В кармане у меня лежал молитвенник: я извлекла записку, прочла это её милое "Доброй ночи" — и пальцем повозила по шершавым чернильным буквам. "Я никогда не смогу забыть… Я смогу только забить", — когда-то сказала Адель. А я шла тогда — и мечтала попасть под машину или получить пулю в лоб от какого-нибудь очередного народного мстителя. Видать, этим вечером она тоже смогла забить. И спасла меня, сама того не зная…
…Ведь обламываться — это больно…
И ещё мне почему-то показалось, что она всё-таки сможет — забыть…

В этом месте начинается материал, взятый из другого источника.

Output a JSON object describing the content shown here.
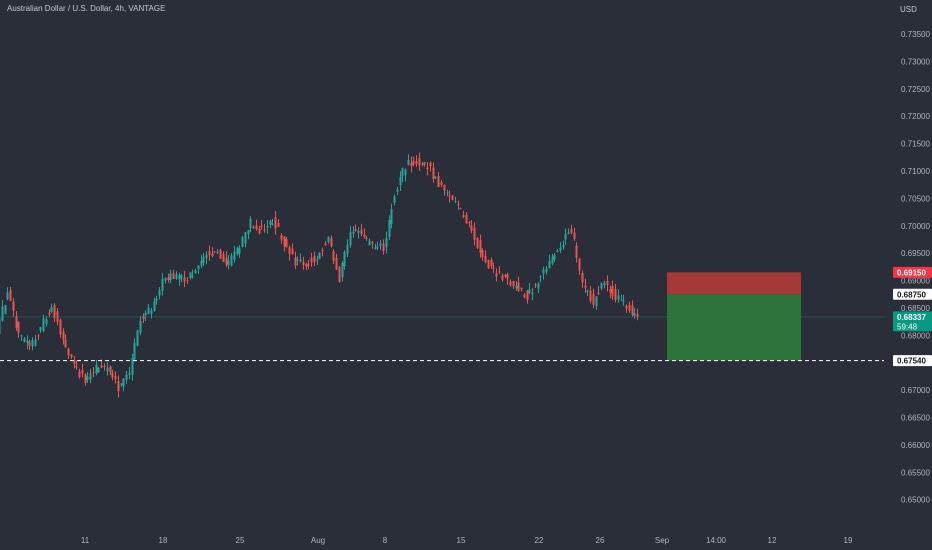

Передо мной снова маячила дверь. На этот раз самая обычная дверь, за которой была комнатка с двумя окнами, альбом-монстр, может быть, ещё чайник с красной надписью и столовские стаканы. И совершенно точно была Доктор Ад.
— Как твоё свидание с Эли Вудстоун? — конечно, тут же спросила Адель.
— Она милая, — храбро сказала я и посмотрела ей прямо в глаза. — И всё. Конец истории.
— Хорошо погуляли? — невинно поинтересовалась она.
— Наверное, — я даже не знала, как ответить, да или нет.
Что она хотела услышать, чёрт подери?! Что я — тупая дура, которая повелась на замануху, как овечка, на верёвочке идущая за миражом? Что мираж, в отличие от обычных миражей, существовал на самом деле — да вот только мне теперь почему-то было нужно совершенно другое?